= Hallelujah of Love =

Russian-language musical

Living Pictures - "War and Peace" (Russian: Zhiviye kartiny Voyna i Mir, Живые картины - Война и мир) is a Russian-language musical composed by Russian film music composer Alexey Rybnikov based upon the eponymous novel by Leo Tolstoy. The musical has yet to be produced. Scenes from the forthcoming musical were presented by the Alexey Rybnikov Theatre Company in the musical show Hallelujah of Love («Аллилуйя любви») on the stage of the Moscow International House of Music in September 2012.

Hallelujah of Love is a stage show made of old and new songs by Rybnikov. It begins with the well-known theme "I believe you" («Я тебе, конечно, верю») from the children's sci-fi movie "Great Space Journey" (:ru:Большое космическое путешествие) then an "incendiary" flamenco. Then a duet by Munchhausen and Martha from the TV-film The Very Same Munchhausen, then the centre-piece, the advance excerpts from the musical Living Pictures - War and Peace. The show continues with a scene by Joaquin and Rosita, and then Rezanov and Conchita based on the love story of Nikolai Rezanov. The show continues with stylized duet in the style of French chanson, and love songs based on poems by Anna Akhmatova. The show concludes with passionate hymn to love with all the artists of the show based on the Hallelujah chorus of Handel's Messiah.

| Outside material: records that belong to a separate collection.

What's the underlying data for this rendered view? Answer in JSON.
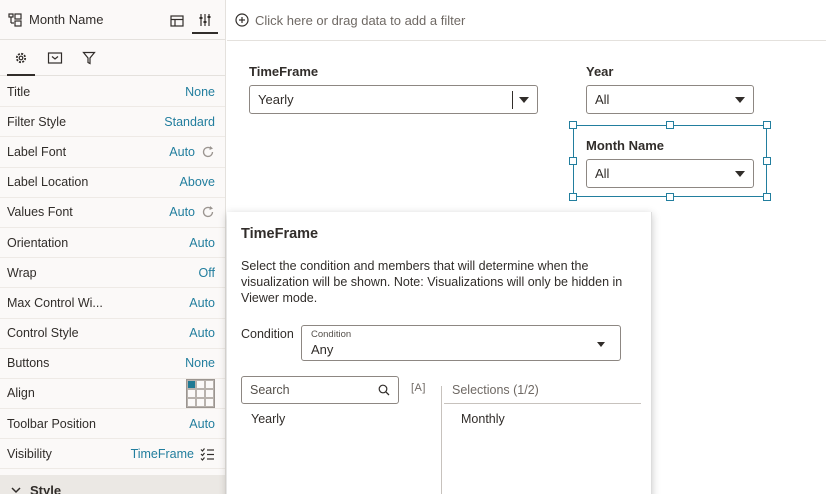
{
  "left_panel": {
    "header_title": "Month Name",
    "properties": [
      {
        "label": "Title",
        "value": "None"
      },
      {
        "label": "Filter Style",
        "value": "Standard"
      },
      {
        "label": "Label Font",
        "value": "Auto"
      },
      {
        "label": "Label Location",
        "value": "Above"
      },
      {
        "label": "Values Font",
        "value": "Auto"
      },
      {
        "label": "Orientation",
        "value": "Auto"
      },
      {
        "label": "Wrap",
        "value": "Off"
      },
      {
        "label": "Max Control Wi...",
        "value": "Auto"
      },
      {
        "label": "Control Style",
        "value": "Auto"
      },
      {
        "label": "Buttons",
        "value": "None"
      },
      {
        "label": "Align",
        "value": ""
      },
      {
        "label": "Toolbar Position",
        "value": "Auto"
      },
      {
        "label": "Visibility",
        "value": "TimeFrame"
      }
    ],
    "style_section": "Style"
  },
  "filter_bar": {
    "placeholder": "Click here or drag data to add a filter"
  },
  "canvas": {
    "timeframe": {
      "label": "TimeFrame",
      "value": "Yearly"
    },
    "year": {
      "label": "Year",
      "value": "All"
    },
    "month_name": {
      "label": "Month Name",
      "value": "All"
    }
  },
  "popup": {
    "title": "TimeFrame",
    "description": "Select the condition and members that will determine when the visualization will be shown. Note: Visualizations will only be hidden in Viewer mode.",
    "condition_label": "Condition",
    "condition_mini_label": "Condition",
    "condition_value": "Any",
    "search_placeholder": "Search",
    "case_toggle": "[A]",
    "selections_header": "Selections (1/2)",
    "available_items": [
      "Yearly"
    ],
    "selected_items": [
      "Monthly"
    ]
  },
  "colors": {
    "accent": "#227e9e",
    "selection_blue": "#1f7a94"
  }
}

==Living pictures from War and Peace==
The full title of the unproduced musical is Living pictures of the time of Alexander I and Napoleon Bonaparte after the novel "War and Peace" by Count Leo Tolstoy. ("Живые картины времен Александра I и Наполеона Бонапарта по роману графа Льва Толстого "Война и мир."). The shorter title Living Pictures - "War and Peace" distinguishes it from the classical opera War and Peace of Prokofiev, a central work of the Russian opera repertory. Living pictures (Zhiviye kartiny, Живые картины) is the usual term for tableaux vivants in Russian.

==Libretto==
The staged version of the novel is a libretto written by the composer Rybnikov. The classical story of the prince Andrey Bolkonsky involved in the war of Russian Emperor Alexander the First against the French Emperor Napoleon Bonaparte, Bolkonsky's High Society life, love of young and joyful Natasha Rostova is heavily featured. The play features Moscow High Society, balls and small talks, war with cruel battles, gossips and intrigues of the Masonic lodge, Moscow beauties, warriors, Furies of war in all the huge devil merry-go-round.

==Characters==
- Prince Andrey Bolkonsky
- Natasha Rostova
- Pierre Bezukhoff
- Anatol Kouragine
- Sonya
- Napoleon
- Alexander the First
- Helen Kouragina
- Maria
- Pelageya
- Natasha Rostova's mother
- A priest
- A deacon
- A doctor
- Liza Bolkonsky
- Dolohoff
- An Italian singer
- Rastopchin
- Vereschagin
- Others: insane people, guests, officers, soldiers, servants etc.

==Show==
Special transforming sets with video screen installation and special screen effects are planned as well as colourful suits of the Napoleonic Era. The soloists with vocal parts, the ballet and the symphonic orchestra will take part in the performance.

Parts from the modern opera will appear on YouTube beforehand so “War and Peace” becomes the first Internet opera available worldwide before being put on stage.